Question écrite n° 00720 de M. Roland Courteau (Aude - SOC)

publiée dans le JO Sénat du 19/07/2012 - page 1604

M. Roland Courteau expose à Mme la ministre des affaires sociales et de la santé que huit millions de personnes vivent en France sous le seuil de pauvreté, à savoir 910 € mensuels, soit 13,4 % de la population.

Il lui précise que les enfants et les adolescents (de moins de 18 ans), sont les plus touchés. Or, comme le souligne l'Observatoire national de la pauvreté et de l'exclusion sociale, « pour les enfants, la pauvreté n'est pas seulement une absence de ressources immédiates, elle compromet bien souvent les chances d'une insertion sociale et professionnelle réussie à l'âge adulte ».

Il lui indique qu'il faut peut être trouver là, l'explication au fait qu'en France, 3,7 millions de personnes sont des travailleurs pauvres.

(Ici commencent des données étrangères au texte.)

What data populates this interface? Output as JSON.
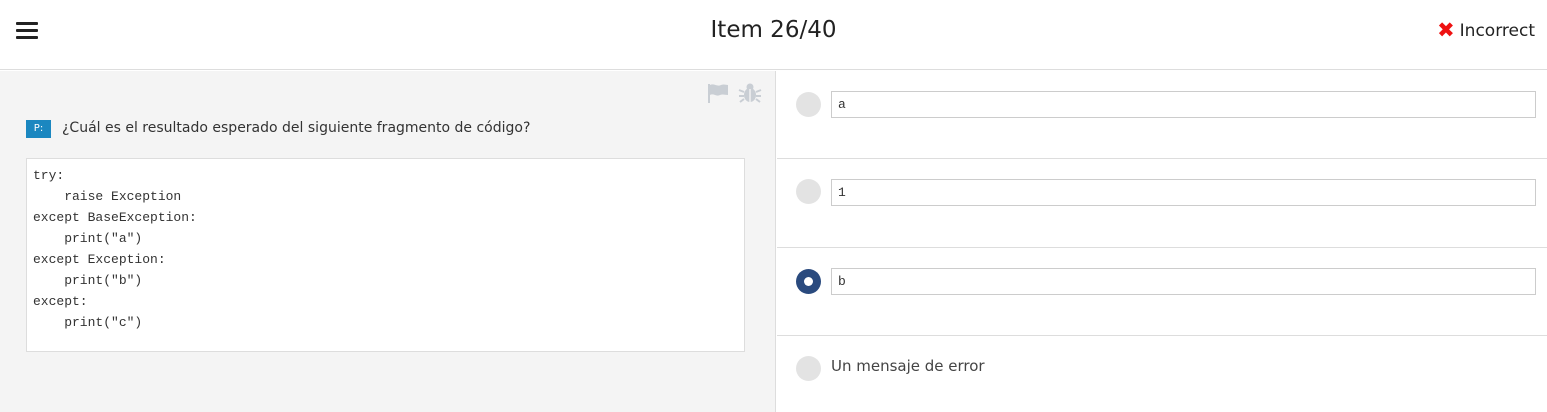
{
  "header": {
    "title": "Item 26/40",
    "status_label": "Incorrect",
    "status_icon": "x-mark-icon",
    "status_color": "#ee1111"
  },
  "question": {
    "badge": "P:",
    "badge_color": "#1b87c0",
    "text": "¿Cuál es el resultado esperado del siguiente fragmento de código?",
    "tools": [
      "flag-icon",
      "bug-icon"
    ],
    "code": "try:\n    raise Exception\nexcept BaseException:\n    print(\"a\")\nexcept Exception:\n    print(\"b\")\nexcept:\n    print(\"c\")"
  },
  "answers": {
    "selected_index": 2,
    "selected_color": "#2a4a7e",
    "options": [
      {
        "label": "a"
      },
      {
        "label": "1"
      },
      {
        "label": "b"
      },
      {
        "label": "Un mensaje de error"
      }
    ]
  }
}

Il lui demande de bien vouloir lui faire connaître son sentiment par rapport à une telle situation et surtout quelles initiatives elle entend prendre pour mieux lutter contre la pauvreté.



Réponse du Ministère des affaires sociales et de la santé

publiée dans le JO Sénat du 21/02/2013 - page 580

La mise en œuvre d'une politique publique de la jeunesse efficace et adaptée aux exigences sociales et économiques constitue une priorité du Gouvernement. Cette volonté s'est d'ores et déjà traduite par des engagements forts en direction de la jeunesse au travers de la mise en place de la concertation sur la refondation de l'école, de l'organisation des assises de l'enseignement supérieur et de la recherche (juillet à novembre 2012), de la montée du service civique par un objectif de 35 000 contrats visés en 2013 et de l'adoption des emplois d'avenir. L'organisation début 2013 d'un comité interministériel de la jeunesse permettra, à la fois de faire un premier bilan des initiatives déjà engagées et de tracer la feuille de route de chaque ministre concerné sur la base d'objectifs partagés et d'actions à mettre en œuvre. Par ailleurs, le projet de loi instituant le contrat de génération présenté en conseil des ministres le 12 décembre 2012 doit permettre de combiner l'accès durable des jeunes à l'emploi, le maintien dans l'emploi des seniors et la transmission des savoirs et de l'expérience entre générations. L'objectif visé est de 500 000 embauches de jeunes sur cinq ans. S'agissant des jeunes les plus vulnérables qui ne sont ni en emploi, ni en formation et qui sont confrontés à l'isolement, souvent hors du foyer familial, et à la précarité, le Premier ministre a annoncé lors de son discours de clôture de la conférence nationale de lutte contre la pauvreté et pour l'inclusion sociale du 11 décembre 2012 la mise en œuvre d'une « garantie jeune », dès la rentrée 2013, dans dix territoires pilote. Ce dispositif, qui repose sur un contrat entre le jeune en difficulté d'insertion et le service public de l'emploi, a été précisé dans le plan de lutte contre la pauvreté et pour l'inclusion sociale adopté le 21 janvier 2013, lors du comité interministériel de lutte contre l'exclusion. L'institution s'engagera à offrir aux jeunes un accompagnement soutenu. Un travailleur social identifié devra établir avec lui un projet d'insertion et lui faire régulièrement des propositions adaptées de formation ou d'emploi, au rang desquels figurent les emplois d'avenir et les contrats de génération.